Here's When Babies Can Have Salt, According To Experts
Better step back from that salt shaker.
It’s the moment you’ve been waiting for, when your baby finally stops slurping all their liquid meals and can actually swallow some solids. But if you’ve ever sampled some of your child’s first foods, they can be a little, well, bland at best. Before you start reaching for the condiments, you might ask yourself: can babies have salt? It’s best to know before you start sprinkling it all over their strained peas.
Can Your Baby Have Salt?
Even though you might think your baby’s food needs some saltiness, it most likely doesn’t, advises Dr. Arunima Agarwal, MD, FAAP, a pediatrician. “For babies 12 months or younger, it’s not recommended to add salt to their food,” she says. “Salt naturally occurs in many foods, and is often added to many processed foods — even bread and cereal.” That’s why it’s important to read labels to see how much salt the food contains, and opt to serve your child fresh foods low in salt (and not overly processed foods, since they contain higher sodium levels) as often as you can.
Is It Necessary To Add Salt To A Baby’s Food?
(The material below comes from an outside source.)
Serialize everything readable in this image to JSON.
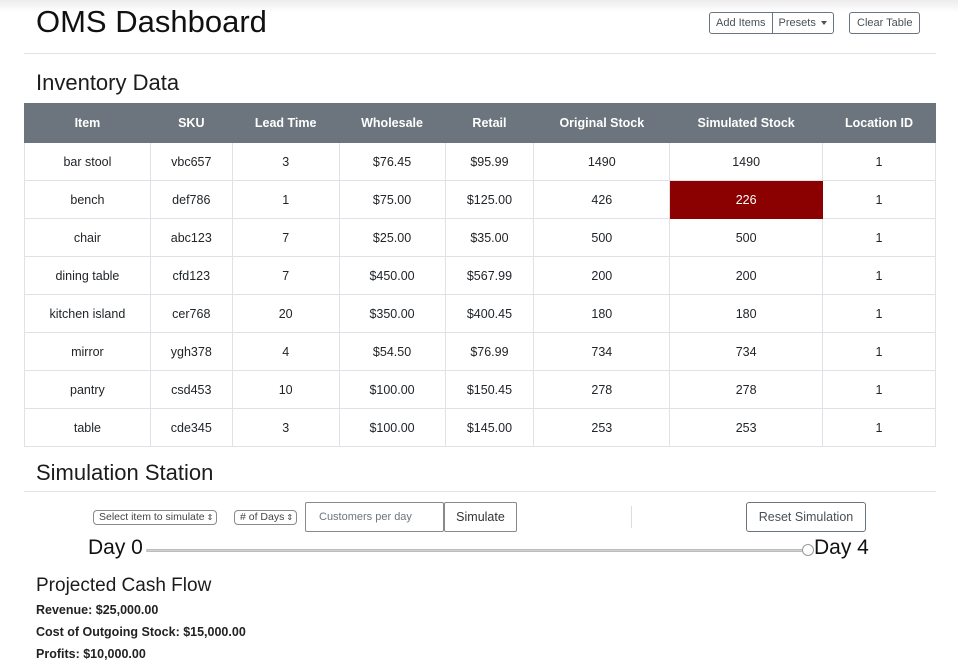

Although a lot of foods already have salt added to them, you might not need to shake some extra into your child’s meal. Why? The meal might be salty enough — but you just can’t taste it. That’s right, your taste buds decrease in function as you age, a PubMed study found. So what might seem like a blah baby food might have just enough salt in it to satisfy your little sweetie. Plus, the food probably has enough (if not more) salt than your baby needs. “The adequate intake of sodium for babies 7-12 months of age is around 360mg per day,” Rooted Wellness founder Sarah Rueven, RD, MS, CDN, tells Romper. “This equates to about a pinch of salt daily.”
Are There Any Risks To Adding Salt To A Baby’s Diet?
It might seem like a pinch of salt shouldn’t adversely affect your baby, but it potentially could. "A baby’s kidneys aren't mature enough to handle much sodium, so the amount they need in a day is very low,” says Kara Hoerr, RDN, a registered dietitian nutritionist tells Romper. “Babies under 1 year of age need no more than 200mg/day from food, since they're already getting sodium from breastmilk or formula, and toddlers 1 to 3 years of age still only need about 800 mg of sodium daily.” And when you understand how much sodium is already in the foods that we eat (a slice of bread alone can have over 200 mg of sodium), then you can see how quickly it can all add up. Says Dr. Agarwal: “High daily sodium intake increases risk for high blood pressure at earlier onset.”
Here’s What You Can Do To Spice Up Your Baby’s Food Safely
Let’s say that those unsalted carrots just aren’t cutting it. Well, if you want to add more flavor to your child’s food, skip the salt and opt for spices instead. “It's better to expose babies to more diverse flavors from the very beginning with other seasonings rather than just salt," advises Hoerr. Dr. Agarwal agrees, adding, “When preparing foods, try to use herbs, lemon juice and other spices rather than salt.”
So, Should You Be Measuring Your Baby’s Salt Intake?
Yes, but not excessively. “There's no need to stress and count milligrams of salt,” advises Rueven. “As long as your child's diet isn’t centered around processed foods, your baby should be taking in an appropriate amount.” Be sure to limit higher-sodium food choices (think processed soups, veggies, hot dogs, olives, and cheese, for example), so that your child gets the right amount of salt intake without posing a risk to their health.
Salt is in almost everything we eat, and as such, there’s really no reason to up Baby’s salt intake. Just know that it’s flavors (and not sodium) that your baby should be exposed to, so that you help your child create a lifelong healthy love of foods that are both diverse and nutritious.
Narukawa, M., Kurokawa, A., Kohta, R., Misaka, T. “Participation of the peripheral taste system in aging-dependent changes in taste sensitivity” 2017.